Abstract

The appearance of this Research Handbook reflects the editors' view that we may be in the middle of a particularly fertile, and potentially important, period of creative borrowing between the disciplines of international law and sociology. International lawyers who draw on diverse traditions of social thought have found them useful in creating spaces in which the constraints of what has become orthodox international legal thinking have been consciously cast off in pursuit of new kinds of thinking, more suitable for the rapidly transforming social and political landscape where contemporary international lawyering is done. The contributors to the Research Handbook situate their interventions within a particular tradition of sociological or social theoretical thinking, and then explain how and why this tradition is useful in thinking about some contemporary development, or problem, within the domain of international law and governance. Following a brief introduction, the chapter outlines some major theoretical conversations within sociology which will help to locate the following contributions.

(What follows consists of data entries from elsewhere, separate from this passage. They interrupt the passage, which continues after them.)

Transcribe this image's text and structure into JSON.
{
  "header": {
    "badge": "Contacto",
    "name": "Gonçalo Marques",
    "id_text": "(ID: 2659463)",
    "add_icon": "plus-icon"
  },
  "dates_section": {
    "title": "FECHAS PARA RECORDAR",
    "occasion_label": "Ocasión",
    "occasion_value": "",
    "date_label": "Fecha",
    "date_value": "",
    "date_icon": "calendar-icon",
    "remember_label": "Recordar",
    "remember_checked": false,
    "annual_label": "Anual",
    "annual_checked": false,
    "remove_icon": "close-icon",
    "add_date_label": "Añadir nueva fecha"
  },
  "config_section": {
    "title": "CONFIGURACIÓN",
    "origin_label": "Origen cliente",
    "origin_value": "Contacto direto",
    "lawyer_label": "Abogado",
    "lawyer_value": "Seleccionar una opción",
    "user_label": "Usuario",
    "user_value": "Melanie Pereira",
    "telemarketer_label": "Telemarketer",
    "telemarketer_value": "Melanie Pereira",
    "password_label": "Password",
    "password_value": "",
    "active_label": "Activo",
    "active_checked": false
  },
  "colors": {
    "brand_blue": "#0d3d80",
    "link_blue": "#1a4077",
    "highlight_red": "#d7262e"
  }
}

This discussion highlights core approaches which are most commonly identified in sociological literature (structural- functionalism, symbolic- interactionism, and social conflict perspectives); early engagements between international law and sociology (mainly the writings of Max Huber and Julius Stone); and more recent engagements between international law and social thought, underlining attempts to understand the nature, dynamics, and stakes of globalization as it relates to law, as well as interactions between poststructuralist social theory and contemporary international law.